I know that argument will have no particular effect on people who were introduced to D&D first, and play it with no historical context, but for those of us who loved fantasy before the game came out, the purpose of the game is to enter the worlds we already loved, not to create a new type.

Magic items are just one of the myriad reasons why D&D can't portray such stories, though.

Verte
2012-05-15, 04:30 PM
Well, the short answer is that it depends on the setting and the system.

However, if I were running a game in Pathfinder or 3.5, in a custom setting, this is how I'd probably do it:

Small settlements don't have magic shops per se. Instead, the local wise woman might sell potions or limited use charms. If the PCs treat her respectfully, pay her appropiately, and maybe do her a favor, she could make custom items, too.

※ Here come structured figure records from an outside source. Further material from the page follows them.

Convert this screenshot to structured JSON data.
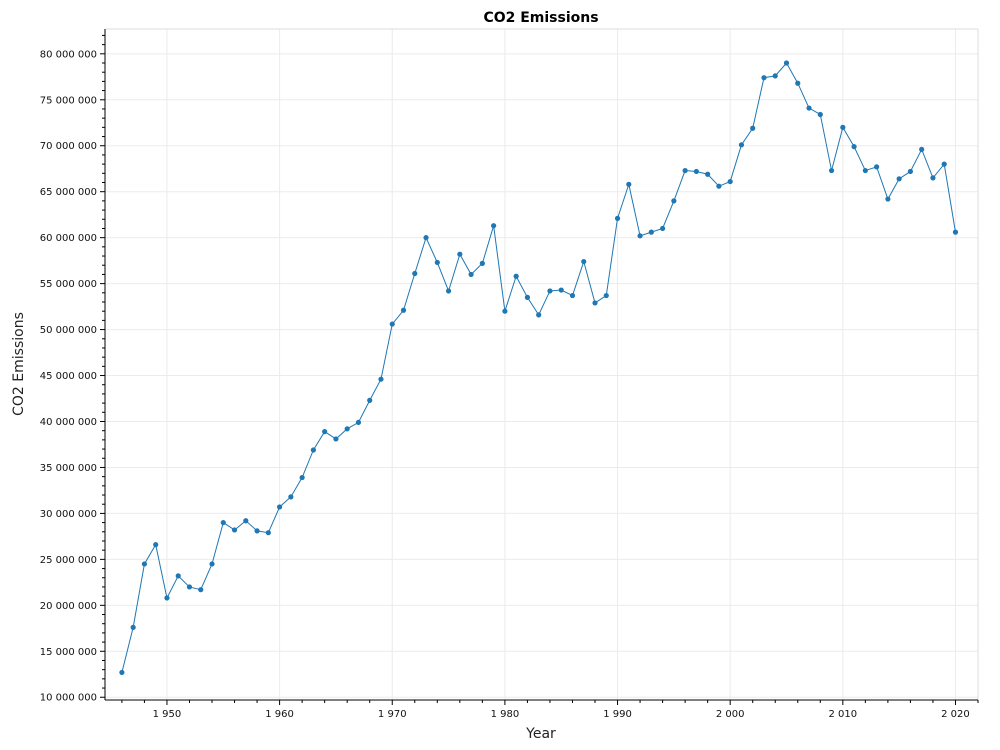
{
  "chart_data": {
    "type": "line",
    "title": "CO2 Emissions",
    "xlabel": "Year",
    "ylabel": "CO2 Emissions",
    "xlim": [
      1944.5,
      2022
    ],
    "ylim": [
      9700000,
      82700000
    ],
    "x_ticks": [
      1950,
      1960,
      1970,
      1980,
      1990,
      2000,
      2010,
      2020
    ],
    "x_tick_labels": [
      "1 950",
      "1 960",
      "1 970",
      "1 980",
      "1 990",
      "2 000",
      "2 010",
      "2 020"
    ],
    "y_ticks": [
      10000000,
      15000000,
      20000000,
      25000000,
      30000000,
      35000000,
      40000000,
      45000000,
      50000000,
      55000000,
      60000000,
      65000000,
      70000000,
      75000000,
      80000000
    ],
    "y_tick_labels": [
      "10 000 000",
      "15 000 000",
      "20 000 000",
      "25 000 000",
      "30 000 000",
      "35 000 000",
      "40 000 000",
      "45 000 000",
      "50 000 000",
      "55 000 000",
      "60 000 000",
      "65 000 000",
      "70 000 000",
      "75 000 000",
      "80 000 000"
    ],
    "grid": true,
    "series": [
      {
        "color": "#1f77b4",
        "x": [
          1946,
          1947,
          1948,
          1949,
          1950,
          1951,
          1952,
          1953,
          1954,
          1955,
          1956,
          1957,
          1958,
          1959,
          1960,
          1961,
          1962,
          1963,
          1964,
          1965,
          1966,
          1967,
          1968,
          1969,
          1970,
          1971,
          1972,
          1973,
          1974,
          1975,
          1976,
          1977,
          1978,
          1979,
          1980,
          1981,
          1982,
          1983,
          1984,
          1985,
          1986,
          1987,
          1988,
          1989,
          1990,
          1991,
          1992,
          1993,
          1994,
          1995,
          1996,
          1997,
          1998,
          1999,
          2000,
          2001,
          2002,
          2003,
          2004,
          2005,
          2006,
          2007,
          2008,
          2009,
          2010,
          2011,
          2012,
          2013,
          2014,
          2015,
          2016,
          2017,
          2018,
          2019,
          2020
        ],
        "y": [
          12700000,
          17600000,
          24500000,
          26600000,
          20800000,
          23200000,
          22000000,
          21700000,
          24500000,
          29000000,
          28200000,
          29200000,
          28100000,
          27900000,
          30700000,
          31800000,
          33900000,
          36900000,
          38900000,
          38100000,
          39200000,
          39900000,
          42300000,
          44600000,
          50600000,
          52100000,
          56100000,
          60000000,
          57300000,
          54200000,
          58200000,
          56000000,
          57200000,
          61300000,
          52000000,
          55800000,
          53500000,
          51600000,
          54200000,
          54300000,
          53700000,
          57400000,
          52900000,
          53700000,
          62100000,
          65800000,
          60200000,
          60600000,
          61000000,
          64000000,
          67300000,
          67200000,
          66900000,
          65600000,
          66100000,
          70100000,
          71900000,
          77400000,
          77600000,
          79000000,
          76800000,
          74100000,
          73400000,
          67300000,
          72000000,
          69900000,
          67300000,
          67700000,
          64200000,
          66400000,
          67200000,
          69600000,
          66500000,
          68000000,
          60600000
        ]
      }
    ]
  }
}
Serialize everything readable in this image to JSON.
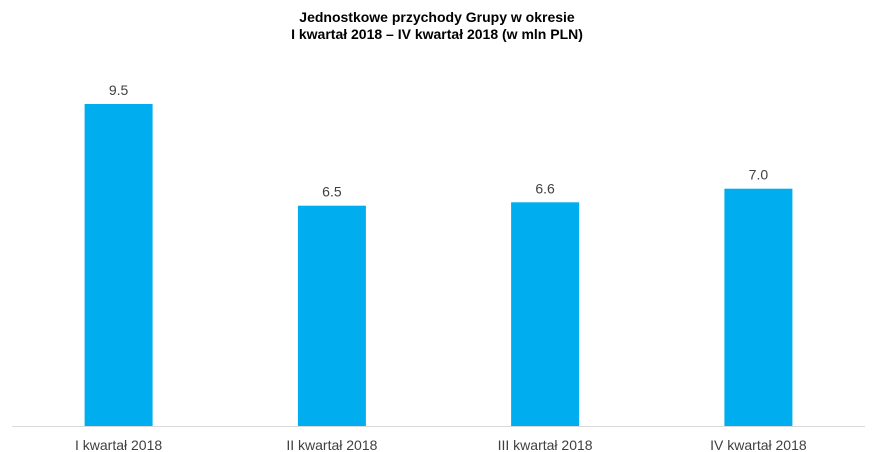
{
  "chart_data": {
    "type": "bar",
    "title_line1": "Jednostkowe przychody Grupy w okresie",
    "title_line2": "I kwartał 2018 – IV kwartał 2018 (w mln PLN)",
    "categories": [
      "I kwartał 2018",
      "II kwartał 2018",
      "III kwartał 2018",
      "IV kwartał 2018"
    ],
    "values": [
      9.5,
      6.5,
      6.6,
      7.0
    ],
    "value_labels": [
      "9.5",
      "6.5",
      "6.6",
      "7.0"
    ],
    "xlabel": "",
    "ylabel": "",
    "ylim": [
      0,
      9.5
    ],
    "grid": false,
    "legend": "none",
    "bar_color": "#00AEEF",
    "axis_color": "#D9D9D9"
  }
}
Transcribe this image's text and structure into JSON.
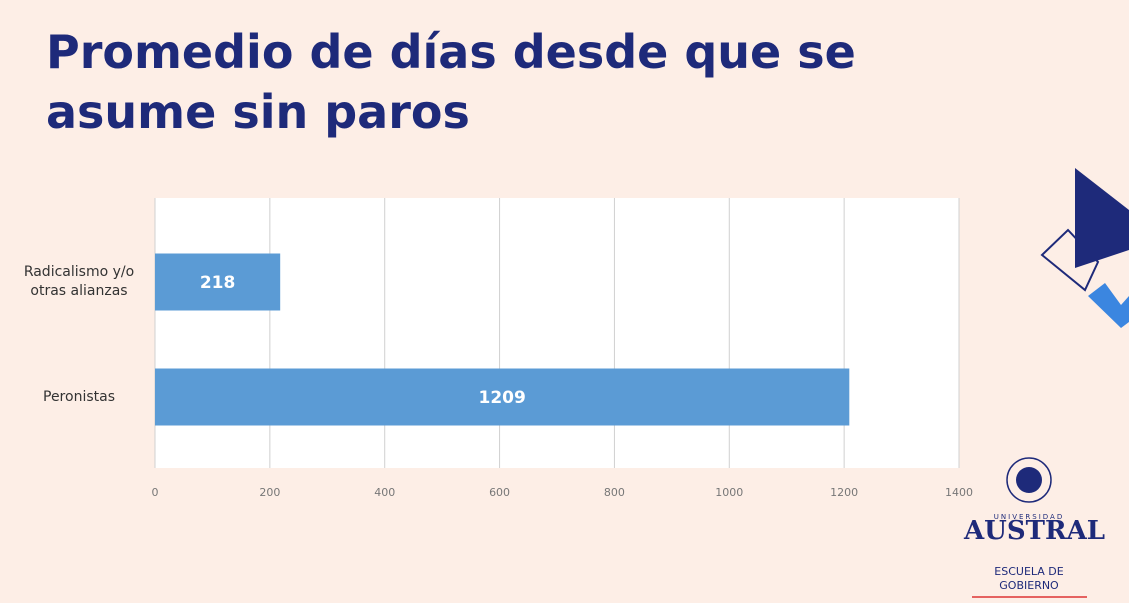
{
  "chart_data": {
    "type": "barh",
    "title": "Promedio de días desde que se asume sin paros",
    "categories": [
      "Radicalismo y/o otras alianzas",
      "Peronistas"
    ],
    "values": [
      218,
      1209
    ],
    "color": "#5b9bd5",
    "xlim": [
      0,
      1400
    ],
    "xticks": [
      0,
      200,
      400,
      600,
      800,
      1000,
      1200,
      1400
    ],
    "grid": true
  },
  "logo": {
    "university": "UNIVERSIDAD",
    "name": "AUSTRAL",
    "school": "ESCUELA DE GOBIERNO"
  }
}
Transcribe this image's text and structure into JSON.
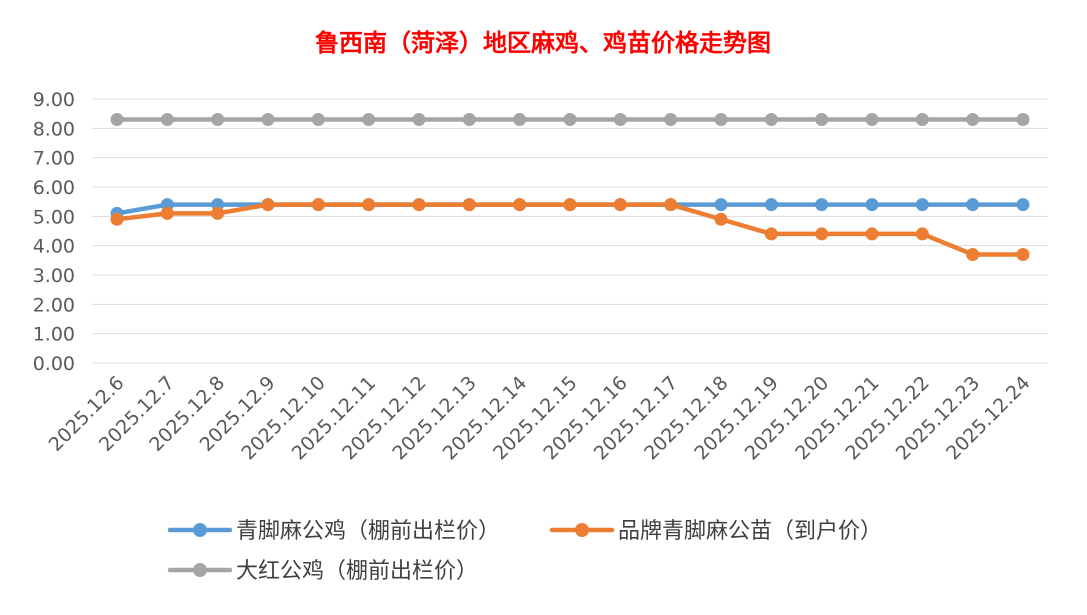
{
  "chart_data": {
    "type": "line",
    "title": "鲁西南（菏泽）地区麻鸡、鸡苗价格走势图",
    "categories": [
      "2025.12.6",
      "2025.12.7",
      "2025.12.8",
      "2025.12.9",
      "2025.12.10",
      "2025.12.11",
      "2025.12.12",
      "2025.12.13",
      "2025.12.14",
      "2025.12.15",
      "2025.12.16",
      "2025.12.17",
      "2025.12.18",
      "2025.12.19",
      "2025.12.20",
      "2025.12.21",
      "2025.12.22",
      "2025.12.23",
      "2025.12.24"
    ],
    "series": [
      {
        "name": "青脚麻公鸡（棚前出栏价）",
        "color": "#5b9bd5",
        "values": [
          5.1,
          5.4,
          5.4,
          5.4,
          5.4,
          5.4,
          5.4,
          5.4,
          5.4,
          5.4,
          5.4,
          5.4,
          5.4,
          5.4,
          5.4,
          5.4,
          5.4,
          5.4,
          5.4
        ]
      },
      {
        "name": "品牌青脚麻公苗（到户价）",
        "color": "#ed7d31",
        "values": [
          4.9,
          5.1,
          5.1,
          5.4,
          5.4,
          5.4,
          5.4,
          5.4,
          5.4,
          5.4,
          5.4,
          5.4,
          4.9,
          4.4,
          4.4,
          4.4,
          4.4,
          3.7,
          3.7
        ]
      },
      {
        "name": "大红公鸡（棚前出栏价）",
        "color": "#a5a5a5",
        "values": [
          8.3,
          8.3,
          8.3,
          8.3,
          8.3,
          8.3,
          8.3,
          8.3,
          8.3,
          8.3,
          8.3,
          8.3,
          8.3,
          8.3,
          8.3,
          8.3,
          8.3,
          8.3,
          8.3
        ]
      }
    ],
    "ylim": [
      0,
      9
    ],
    "yticks": [
      "0.00",
      "1.00",
      "2.00",
      "3.00",
      "4.00",
      "5.00",
      "6.00",
      "7.00",
      "8.00",
      "9.00"
    ],
    "grid": true,
    "legend_position": "bottom",
    "title_color": "#ff0000"
  }
}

Medium settlements also don't have magic shops that sell everything. Temples have stocks of potions, wands, and scrolls that they may sell to the faithful. They may also create custom items for higher ranking clergy and knights, or for those who do a great service for the the temple. Local mages, who may make their living working for the local ruler, might be convinced to make a custom item - or sell an old one they don't want anymore - if it doesn't interfere with their other work and the PCs are polite. Members of mage's societies may exchange scrolls amongst themselves, if there is a certain level of trust between them. There are a few other people who will sell minor charms, potions, and a few pawned off minor magic items.

Large settlements are like medium settlements, except there are a few magic shops that might specialize in specific items. There may be a smith who crafts magic weapons for the duke's guard who may also have a stock of them available to the public. There may be a tailor who can also craft magic garments for the rich and famous and who will sell them to the PCs, too. Temples are larger and will have larger stocks of items. Mages's societies are larger and more numerous. There are dozens who sell potions, charms, and pawned off items that may or may not even work.

kaomera
2012-05-15, 09:42 PM
Every significant magic item is unique. You don't find a sword +1, +2 versus spell casters, you find the sword +1, +2 versus spell casters.